I took a small sample of Amazon pages (the same ones I’ve used for my other posts) and tried to remove the extra whitespace. I went to each page and saved the HTML document to my hard drive. I then ran the tool “HTML Compressor” on the doc. Although “HTML Compressor” has a fancy name it only removes whitespace. The one problem with this tool is it will also removes whitespace from whitespace sensitive elements like a PRE tag. Luckily I didn’t see any whitespace sensitive tags, so I think it did exactly what I wanted for this test. On average I saw a 5% decrease in the file size once gzipped. The pages ranged from a 3.47% to 6.69% savings. I also looked at what the savings were on the raw file, but I decided to focus on the gzipped version, because that is what the user received. I thought 5% was a pretty good amount a savings for such a giant company. I’m not really sure why they decided it wasn’t a big enough win when they originally looked into it.
Removing whitespace is good, but there are many more optimizations we can perform on our HTML. Luckily for me Page Speed has a lovely new feature that will allow us to minify our HTML with more advanced optimizations. I did the exact same experiment with the same pages and compared my results. This time I saw an average of 10.25% savings once gzipped. The range for this one was 7.47% to 12.07%. Interestingly the savings for removing only the whitespace was about half, when compared with Page Speed. Here are my results.
http://spreadsheets.google.com/pub?key=tjKHbaZ3gf9PRJdgMY1JAlg&output=html
Unfortunately even though Page Speed showed some great improvements I can go praising it quite so soon. Although the page was smaller it actually broke things. Here’s a look at the three different pages.

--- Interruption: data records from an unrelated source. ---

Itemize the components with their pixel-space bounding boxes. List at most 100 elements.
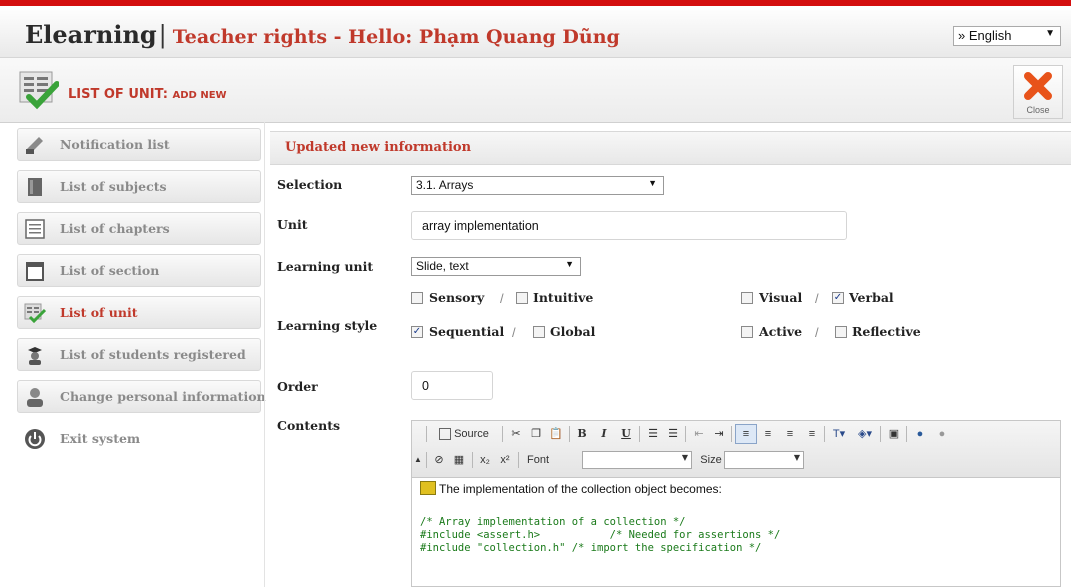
active-checkbox[interactable]	[741, 326, 753, 338]
selection-select[interactable]: 3.1. Arrays ▼	[411, 176, 664, 195]
close-button[interactable]: Close	[1013, 65, 1063, 119]
intuitive-checkbox[interactable]	[516, 292, 528, 304]
page-toolbar: LIST OF UNIT: ADD NEW Close	[0, 58, 1071, 123]
sidebar-item-exit-system[interactable]: Exit system	[17, 422, 261, 455]
style-separator: /	[815, 325, 819, 340]
toolbar-separator	[502, 426, 503, 442]
italic-icon[interactable]: I	[596, 425, 612, 443]
sidebar-item-label: List of students registered	[60, 347, 246, 362]
toolbar-separator	[824, 426, 825, 442]
subscript-icon[interactable]: x₂	[476, 451, 494, 469]
chevron-down-icon: ▼	[565, 259, 574, 269]
sidebar-item-notification-list[interactable]: Notification list	[17, 128, 261, 161]
sequential-checkbox[interactable]: ✓	[411, 326, 423, 338]
superscript-icon[interactable]: x²	[496, 451, 514, 469]
unlink-icon[interactable]: ●	[933, 425, 951, 443]
toolbar-separator	[426, 426, 427, 442]
underline-icon[interactable]: U	[618, 425, 634, 443]
folder-icon	[26, 262, 44, 281]
toolbar-separator	[731, 426, 732, 442]
bullet-list-icon[interactable]: ☰	[664, 425, 682, 443]
selection-value: 3.1. Arrays	[416, 178, 474, 192]
code-line: #include "collection.h" /* import the sp…	[420, 542, 762, 554]
global-checkbox[interactable]	[533, 326, 545, 338]
unit-value: array implementation	[422, 219, 539, 233]
background-color-icon[interactable]: ◈▾	[854, 425, 876, 443]
visual-checkbox[interactable]	[741, 292, 753, 304]
learning-unit-label: Learning unit	[277, 259, 374, 274]
text-color-icon[interactable]: T▾	[828, 425, 850, 443]
sensory-checkbox[interactable]	[411, 292, 423, 304]
image-icon[interactable]: ▣	[885, 425, 903, 443]
paste-icon[interactable]: 📋	[548, 425, 564, 443]
indent-icon[interactable]: ⇥	[710, 425, 728, 443]
source-button[interactable]: Source	[430, 425, 498, 443]
reflective-label: Reflective	[852, 324, 921, 339]
toolbar-separator	[569, 426, 570, 442]
order-input[interactable]: 0	[411, 371, 493, 400]
collapse-toolbar-icon[interactable]: ▲	[414, 451, 422, 469]
link-icon[interactable]: ●	[911, 425, 929, 443]
align-justify-icon[interactable]: ≡	[803, 425, 821, 443]
toolbar-separator	[639, 426, 640, 442]
learning-unit-select[interactable]: Slide, text ▼	[411, 257, 581, 276]
size-select[interactable]: ▼	[724, 451, 804, 469]
chevron-down-icon: ▼	[1045, 28, 1055, 39]
bold-icon[interactable]: B	[574, 425, 590, 443]
book-icon	[28, 178, 42, 196]
align-right-icon[interactable]: ≡	[781, 425, 799, 443]
style-separator: /	[815, 291, 819, 306]
unit-input[interactable]: array implementation	[411, 211, 847, 240]
brand-separator: |	[158, 21, 167, 49]
sidebar-item-label: List of section	[60, 263, 160, 278]
sidebar-item-label: Change personal information	[60, 389, 266, 404]
editor-toolbar: Source ✂ ❐ 📋 B I U ☰ ☰ ⇤ ⇥ ≡ ≡ ≡ ≡ T▾ ◈▾…	[412, 421, 1060, 478]
rich-text-editor[interactable]: Source ✂ ❐ 📋 B I U ☰ ☰ ⇤ ⇥ ≡ ≡ ≡ ≡ T▾ ◈▾…	[411, 420, 1061, 587]
align-left-icon[interactable]: ≡	[735, 424, 757, 444]
notification-icon	[26, 137, 43, 154]
verbal-checkbox[interactable]: ✓	[832, 292, 844, 304]
page-title: LIST OF UNIT: ADD NEW	[68, 87, 227, 102]
style-separator: /	[500, 291, 504, 306]
close-label: Close	[1026, 105, 1050, 115]
cut-icon[interactable]: ✂	[508, 425, 524, 443]
toolbar-separator	[880, 426, 881, 442]
language-select[interactable]: » English ▼	[953, 26, 1061, 46]
sidebar-item-label: Exit system	[60, 431, 141, 446]
code-line: /* Array implementation of a collection …	[420, 516, 686, 528]
sidebar-item-list-of-unit[interactable]: List of unit	[17, 296, 261, 329]
chevron-down-icon: ▼	[681, 453, 688, 462]
order-label: Order	[277, 379, 318, 394]
unit-icon	[24, 303, 46, 324]
chevron-down-icon: ▼	[793, 453, 800, 462]
font-select[interactable]: ▼	[582, 451, 692, 469]
sidebar-item-list-of-section[interactable]: List of section	[17, 254, 261, 287]
power-icon	[25, 429, 45, 449]
remove-format-icon[interactable]: ⊘	[430, 451, 448, 469]
global-label: Global	[550, 324, 596, 339]
sidebar-item-list-of-chapters[interactable]: List of chapters	[17, 212, 261, 245]
editor-intro-line: The implementation of the collection obj…	[420, 481, 1056, 496]
intuitive-label: Intuitive	[533, 290, 594, 305]
verbal-label: Verbal	[849, 290, 894, 305]
copy-icon[interactable]: ❐	[528, 425, 544, 443]
table-icon[interactable]: ▦	[450, 451, 468, 469]
toolbar-separator	[518, 452, 519, 468]
unit-label: Unit	[277, 217, 308, 232]
form-heading: Updated new information	[270, 131, 1071, 165]
outdent-icon[interactable]: ⇤	[690, 425, 708, 443]
sidebar-item-list-of-students-registered[interactable]: List of students registered	[17, 338, 261, 371]
code-line: #include <assert.h> /* Needed for assert…	[420, 529, 781, 541]
toolbar-separator	[472, 452, 473, 468]
sidebar-item-label: List of subjects	[60, 179, 167, 194]
anchor-icon	[420, 481, 436, 495]
sidebar-item-list-of-subjects[interactable]: List of subjects	[17, 170, 261, 203]
numbered-list-icon[interactable]: ☰	[644, 425, 662, 443]
sidebar-item-label: List of chapters	[60, 221, 170, 236]
sidebar-item-change-personal-information[interactable]: Change personal information	[17, 380, 266, 413]
brand-name: Elearning	[25, 20, 157, 49]
reflective-checkbox[interactable]	[835, 326, 847, 338]
editor-content[interactable]: The implementation of the collection obj…	[420, 481, 1056, 555]
align-center-icon[interactable]: ≡	[759, 425, 777, 443]
order-value: 0	[422, 379, 429, 393]
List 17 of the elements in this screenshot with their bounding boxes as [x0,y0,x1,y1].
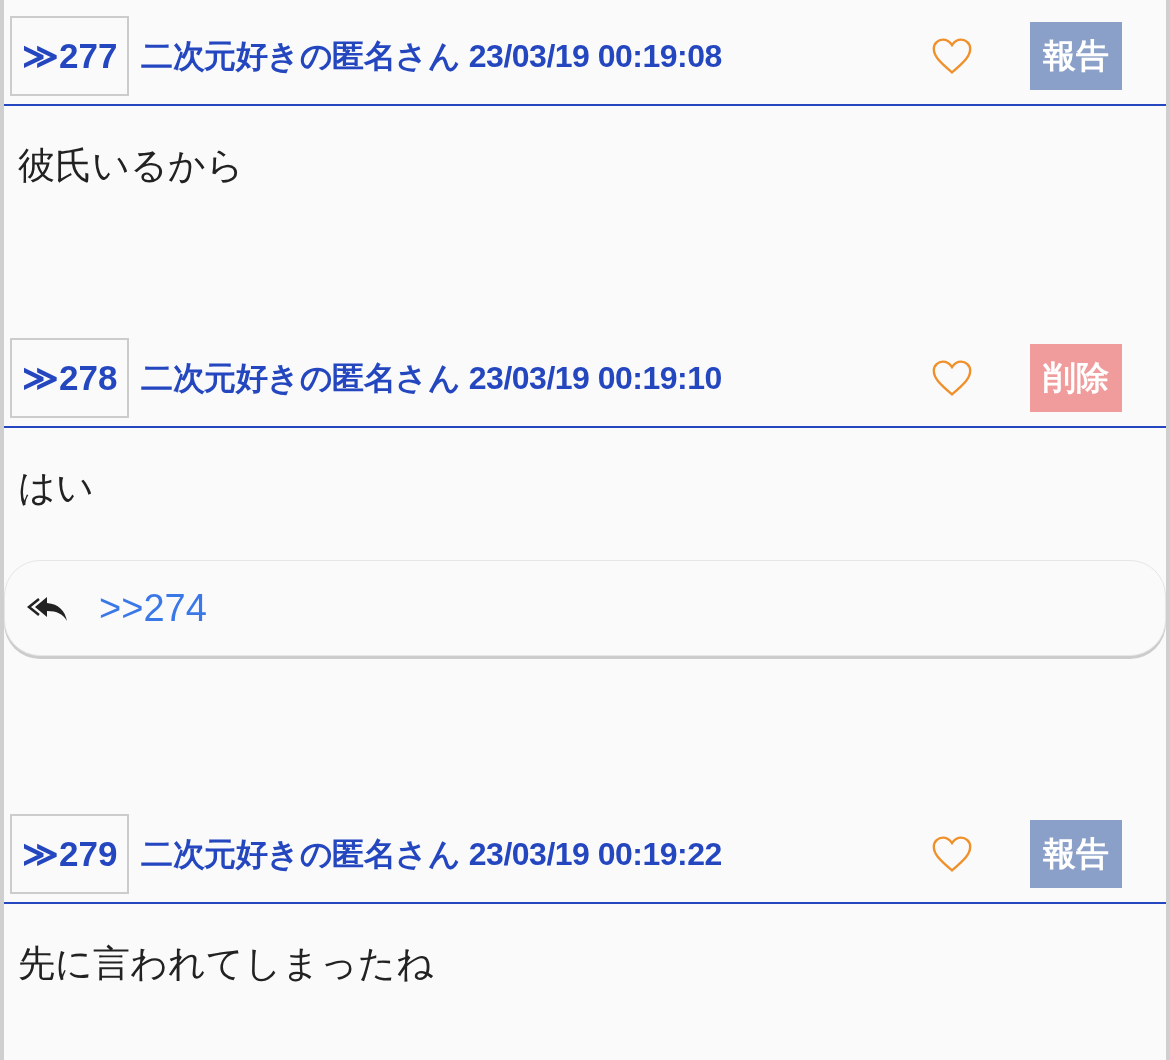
reply-card[interactable]: >>274 [4,560,1166,656]
post-body: 彼氏いるから [17,144,245,188]
author-timestamp: 二次元好きの匿名さん 23/03/19 00:19:10 [141,359,722,398]
report-button[interactable]: 報告 [1030,22,1122,90]
post-number[interactable]: ≫277 [10,16,130,96]
report-button[interactable]: 報告 [1030,820,1122,888]
post-body: はい [17,466,95,510]
post-number[interactable]: ≫279 [10,814,130,894]
delete-button[interactable]: 削除 [1030,344,1122,412]
post-number[interactable]: ≫278 [10,338,130,418]
heart-icon[interactable] [930,36,974,76]
post-body: 先に言われてしまったね [17,942,435,986]
author-timestamp: 二次元好きの匿名さん 23/03/19 00:19:08 [141,37,722,76]
reply-link[interactable]: >>274 [99,579,207,637]
heart-icon[interactable] [930,834,974,874]
author-timestamp: 二次元好きの匿名さん 23/03/19 00:19:22 [141,835,722,874]
heart-icon[interactable] [930,358,974,398]
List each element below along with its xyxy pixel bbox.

Amazon.com with whitespace only minification
Amazon.com with Page Speed minification
As you can see the page that had Page Speed minify it is completely broken. I dived a bit deeper to see if I could figure out why. It looks like Page Speed is struggling with HTML comments embedded in script tags. In earlier browser a developer would have to add <!– //–> around their JavaScript. This was needed so that browsers without JavaScript would just ignore the script and move on. <!– //–> is no longer needed and can be removed from all scripts tags. Page Speed seems to be keeping the first part(<!–) of the comment in the HTML, but removing the second part(//–>)(at least sometimes). This is causing a lot of extra HTML to be placed inside the script tag. For example the link tags for the CSS are stuck in this script tag instead of the head causing none of the CSS to be loaded to the page. Luckily there’s an easy fix. Just remove the <!– //–>. It’s not needed and will work exactly the same in all modern browsers (Yes that includes IE6). By removing these comments from the page before running Page Speed, it gave me a working and minified page, as you can see here.
http://gregthebusker.com/Amazon/amazon-com-comp-edit.html
Page Speed did a great job, but I noticed that there was a bit more it could do. They can remove comments. The amazon.com page has comments in more places than just the script tags. Style tags for example but I’m not sure why. And just like the other comments they are not needed in the HTML, so might as well get rid of them. I also noticed it wasn’t combining adjacent script or style tags. If two style or script tags are next to one another might as well combine them into one, all you have to do is make sure to preserve order. Has anyone else played with Page Speed’s HTML minifier? What else could they be doing?